Reasons for hard insurance markets may be seemingly unrelated to the local marketplace. For instance, global rates may increase to compensate for wildfires, hurricanes or other natural disasters. Of course, rates are often higher in major risk areas. But ultimately, everyone subsidizes the risks of the whole by paying a little extra.

“In the end, fluctuating rates are reflected in the total cost of construction,” continues Duprey. “Owners benefit when rates soften, but when the opposite occurs, they feel the impact. Companies strive for the lowest total cost of risk. However, insurance is just one component of this. It is also important to actively manage your losses. Our risk program, and by extension our Owners, benefit from how we prevent and respond to claims.”

Risk Prevention Graphic

PROACTIVE RISK PREVENTION

“It’s during hard times when your processes and procedures are tested, and you discover if you are any good in terms of risk prevention, avoidance and management,” adds Granger Vice President and head of Risk Management, Tim VanAntwerp. “Anything we can do to proactively address and prevent risks at Granger is beneficial to us and ultimately our clients.”

Here are some of the proactive processes we are implementing at Granger Construction:

  1. Risk Assessments – On complicated projects presenting unusual internal and/or external risks, Granger project teams begin by conducting Risk Assessments. As the name implies, a good Risk Assessment involves meeting with Owners, Architects and relevant Subject Matter Experts early in pre-construction and design planning. Working collaboratively, the team then populates robust lists of potential project risks, their likelihood of occurrence and mitigation plans for each. These mitigation plans may include administrative and contracting measures, team and personnel training, or in-depth site investigations and analysis using technology such as ground scans or 3-D modeling. We have even proactively invited our insurance company to conduct jobsite walks in instances when we identified significant potential for unusual site risks.
  2. Loss Control Committee – Multiple times each year, Granger invites all our insurance partners to the Lansing Headquarters to participate in our Loss Control Committee. We also include a rotating group of team members from the field and our leadership team. The goal of this committee is to discuss current market trends. What are the risks our insurers are seeing? What are the problems and risks our field teams are seeing, and have we experienced any issues throughout the year? Then we brainstorm solutions to improve and drive risk out of our projects.
  3. Investment in Lean – Using Lean to improve communication and accountability at the site leadership level helps break down silos between design, construction and constructability. This, in turn, helps reduce risks related to design conflicts or constructability conflicts (ex. envelope, sequencing, etc.). Our investment in Lean is largely about team improvement and schedule improvement. But it is also part of our risk management approach. Overall, it helps us reduce risk and complete projects with fewer issues, fewer claims and lower costs.
  4. Enhanced Execution Planning Process – Granger Vice President of Operations, Rob Train, has led an initiative to continually improve Execution Plans for every Granger project.

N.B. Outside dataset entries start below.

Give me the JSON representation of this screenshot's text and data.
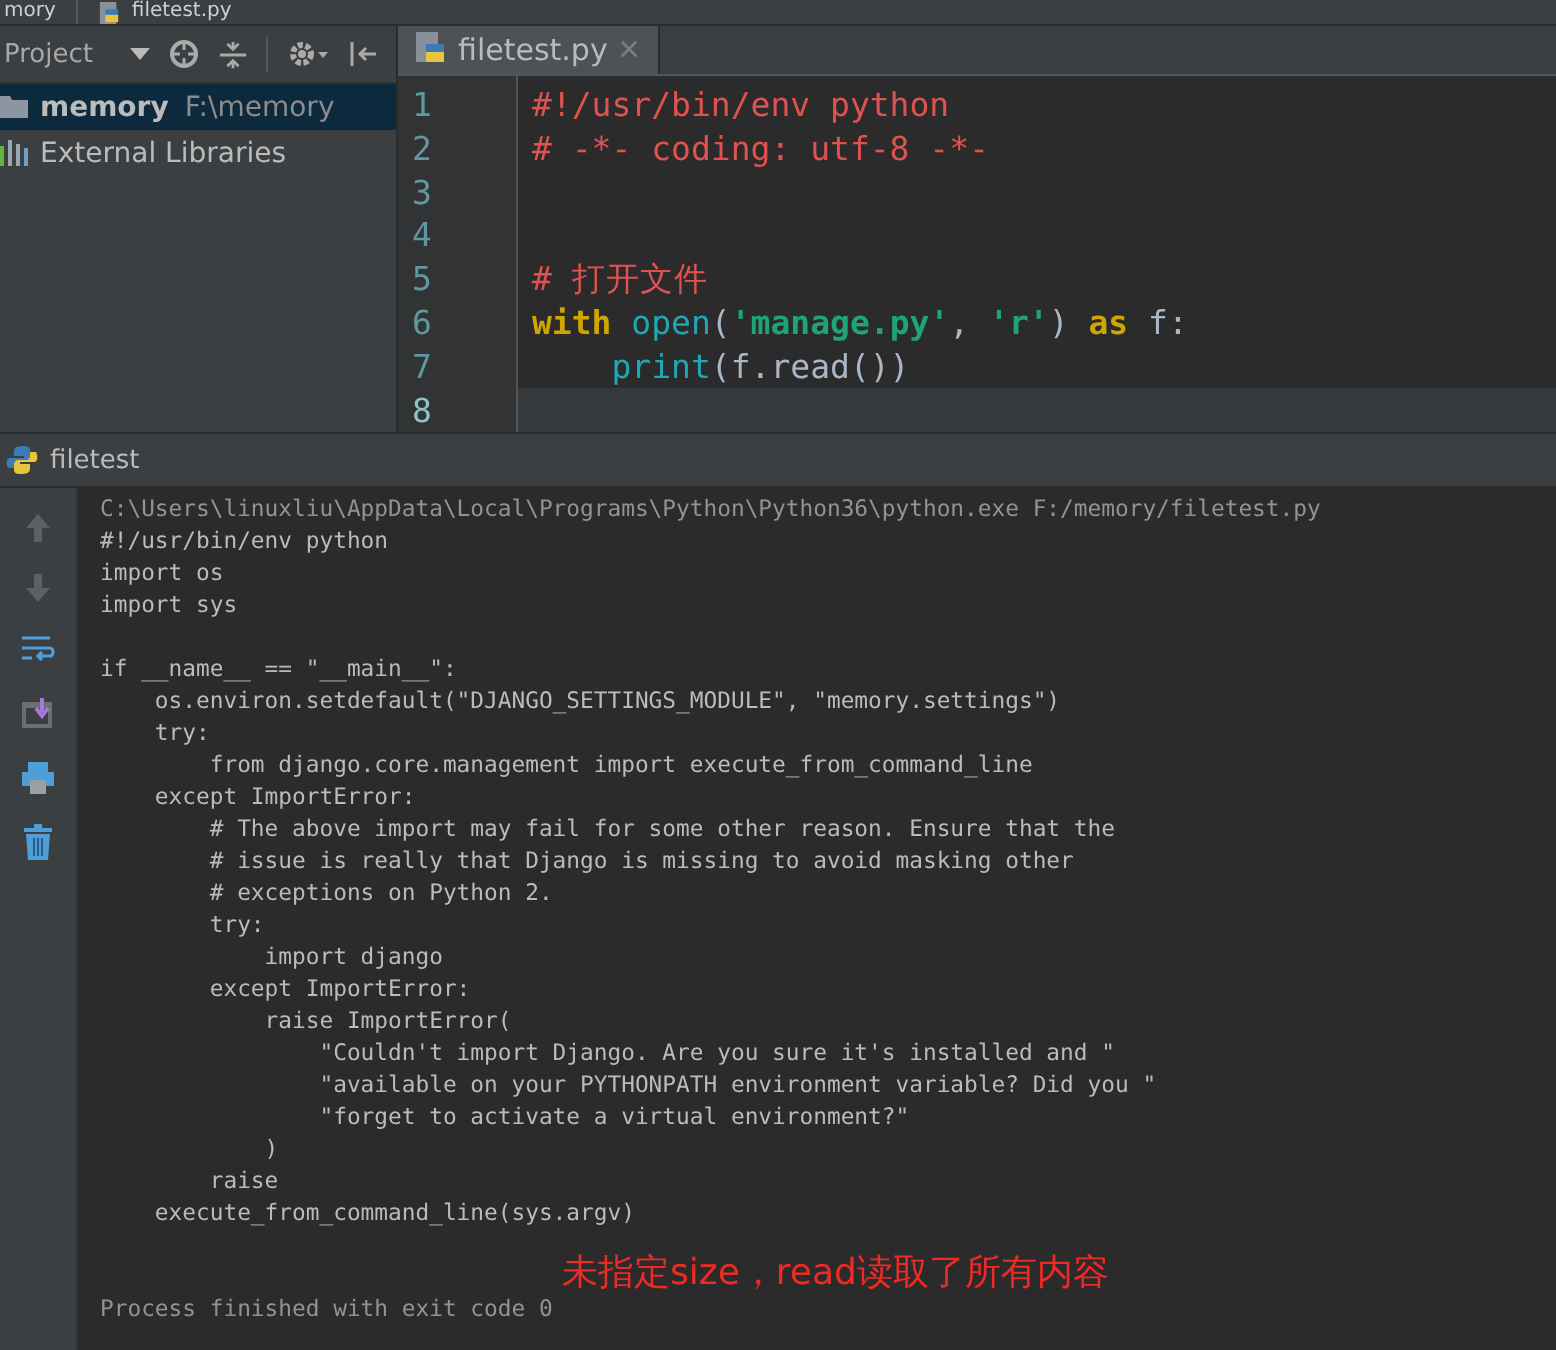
{
  "breadcrumbs": [
    {
      "label": "mory"
    },
    {
      "label": "filetest.py"
    }
  ],
  "project_panel": {
    "title": "Project",
    "items": [
      {
        "kind": "folder",
        "name": "memory",
        "path": "F:\\memory",
        "selected": true
      },
      {
        "kind": "library",
        "name": "External Libraries",
        "selected": false
      }
    ]
  },
  "editor": {
    "tabs": [
      {
        "label": "filetest.py",
        "selected": true
      }
    ],
    "lines": [
      {
        "number": "1",
        "current": false,
        "tokens": [
          {
            "kind": "comment",
            "text": "#!/usr/bin/env python"
          }
        ]
      },
      {
        "number": "2",
        "current": false,
        "tokens": [
          {
            "kind": "comment",
            "text": "# -*- coding: utf-8 -*-"
          }
        ]
      },
      {
        "number": "3",
        "current": false
      },
      {
        "number": "4",
        "current": false
      },
      {
        "number": "5",
        "current": false,
        "tokens": [
          {
            "kind": "comment",
            "text": "# 打开文件"
          }
        ]
      },
      {
        "number": "6",
        "current": false,
        "tokens": [
          {
            "kind": "keyword",
            "text": "with"
          },
          {
            "kind": "builtin",
            "text": " open"
          },
          {
            "kind": "plain",
            "text": "("
          },
          {
            "kind": "string",
            "text": "'manage.py'"
          },
          {
            "kind": "plain",
            "text": ", "
          },
          {
            "kind": "string",
            "text": "'r'"
          },
          {
            "kind": "plain",
            "text": ") "
          },
          {
            "kind": "keyword",
            "text": "as"
          },
          {
            "kind": "plain",
            "text": " f:"
          }
        ]
      },
      {
        "number": "7",
        "current": false,
        "indented": true,
        "tokens": [
          {
            "kind": "builtin",
            "text": "print"
          },
          {
            "kind": "plain",
            "text": "(f.read())"
          }
        ]
      },
      {
        "number": "8",
        "current": true
      }
    ]
  },
  "run_panel": {
    "title": "filetest",
    "console": [
      {
        "kind": "command",
        "text": "C:\\Users\\linuxliu\\AppData\\Local\\Programs\\Python\\Python36\\python.exe F:/memory/filetest.py"
      },
      {
        "kind": "output",
        "text": "#!/usr/bin/env python"
      },
      {
        "kind": "output",
        "text": "import os"
      },
      {
        "kind": "output",
        "text": "import sys"
      },
      {
        "kind": "blank"
      },
      {
        "kind": "output",
        "text": "if __name__ == \"__main__\":"
      },
      {
        "kind": "output",
        "text": "    os.environ.setdefault(\"DJANGO_SETTINGS_MODULE\", \"memory.settings\")"
      },
      {
        "kind": "output",
        "text": "    try:"
      },
      {
        "kind": "output",
        "text": "        from django.core.management import execute_from_command_line"
      },
      {
        "kind": "output",
        "text": "    except ImportError:"
      },
      {
        "kind": "output",
        "text": "        # The above import may fail for some other reason. Ensure that the"
      },
      {
        "kind": "output",
        "text": "        # issue is really that Django is missing to avoid masking other"
      },
      {
        "kind": "output",
        "text": "        # exceptions on Python 2."
      },
      {
        "kind": "output",
        "text": "        try:"
      },
      {
        "kind": "output",
        "text": "            import django"
      },
      {
        "kind": "output",
        "text": "        except ImportError:"
      },
      {
        "kind": "output",
        "text": "            raise ImportError("
      },
      {
        "kind": "output",
        "text": "                \"Couldn't import Django. Are you sure it's installed and \""
      },
      {
        "kind": "output",
        "text": "                \"available on your PYTHONPATH environment variable? Did you \""
      },
      {
        "kind": "output",
        "text": "                \"forget to activate a virtual environment?\""
      },
      {
        "kind": "output",
        "text": "            )"
      },
      {
        "kind": "output",
        "text": "        raise"
      },
      {
        "kind": "output",
        "text": "    execute_from_command_line(sys.argv)"
      },
      {
        "kind": "blank"
      },
      {
        "kind": "blank"
      },
      {
        "kind": "status",
        "text": "Process finished with exit code 0"
      }
    ],
    "annotation": "未指定size，read读取了所有内容"
  }
}
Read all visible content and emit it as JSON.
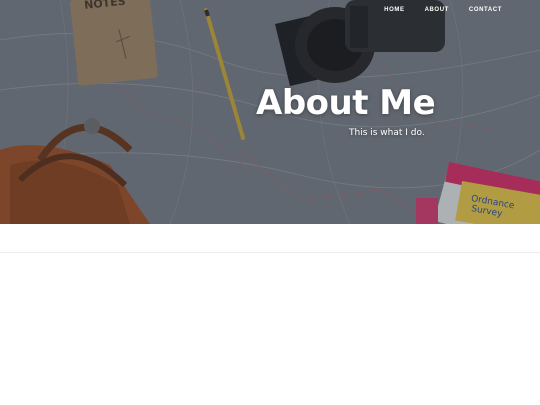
{
  "nav": {
    "items": [
      {
        "label": "HOME"
      },
      {
        "label": "ABOUT"
      },
      {
        "label": "CONTACT"
      }
    ]
  },
  "hero": {
    "title": "About Me",
    "subtitle": "This is what I do."
  },
  "photo": {
    "notebook_label": "NOTES",
    "map_label_1": "Ordnance",
    "map_label_2": "Survey"
  },
  "colors": {
    "nav_text": "#ffffff",
    "hero_text": "#ffffff",
    "bag": "#a0532a",
    "pencil": "#c9a93a",
    "map_pink": "#d8306a",
    "map_yellow": "#e8c94c"
  }
}
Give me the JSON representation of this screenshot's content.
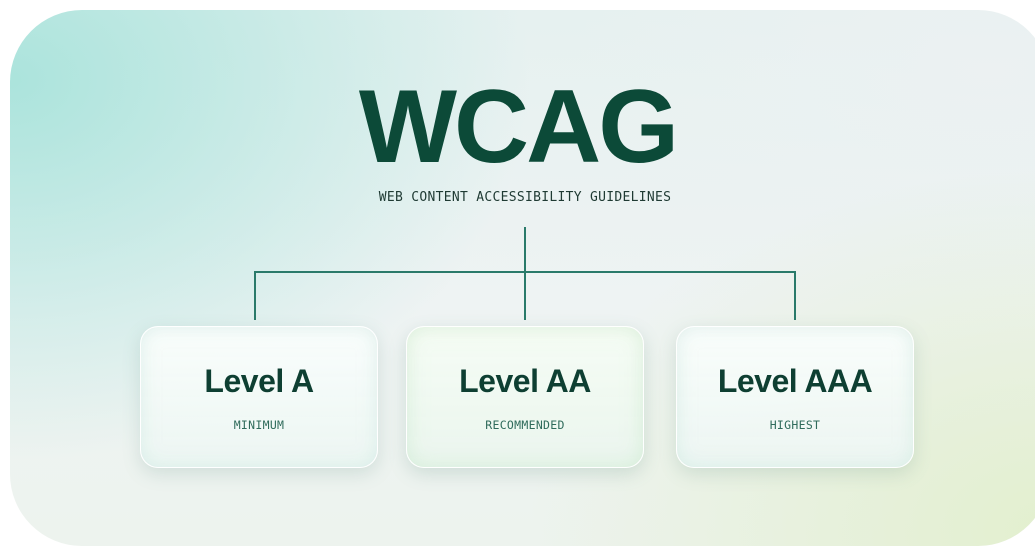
{
  "diagram": {
    "title": "WCAG",
    "subtitle": "WEB CONTENT ACCESSIBILITY GUIDELINES",
    "levels": [
      {
        "name": "Level A",
        "description": "MINIMUM"
      },
      {
        "name": "Level AA",
        "description": "RECOMMENDED"
      },
      {
        "name": "Level AAA",
        "description": "HIGHEST"
      }
    ]
  },
  "colors": {
    "title": "#0c4a38",
    "connector": "#2a7a6a",
    "card_title": "#0e3f32",
    "card_subtitle": "#2f6b5b"
  }
}
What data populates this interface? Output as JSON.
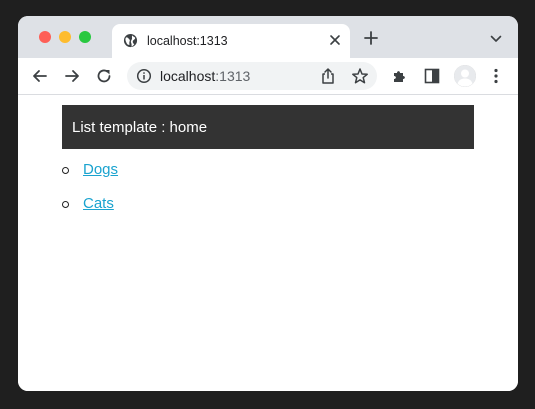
{
  "tab": {
    "title": "localhost:1313"
  },
  "omnibox": {
    "host": "localhost",
    "port": ":1313"
  },
  "page": {
    "header": "List template : home",
    "links": [
      {
        "label": "Dogs"
      },
      {
        "label": "Cats"
      }
    ]
  }
}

As our teams assemble their client, schedule, safety, flow and sequence management plans, Granger leadership works with them to vet and improve these concepts. “To me, that’s something else that really helps our overall performance,” notes VanAntwerp. “It’s a good planning process and ensures our teams really understand the major things that could go wrong, or have gone wrong in the past and how they will proactively avoid, prevent and manage these risks.”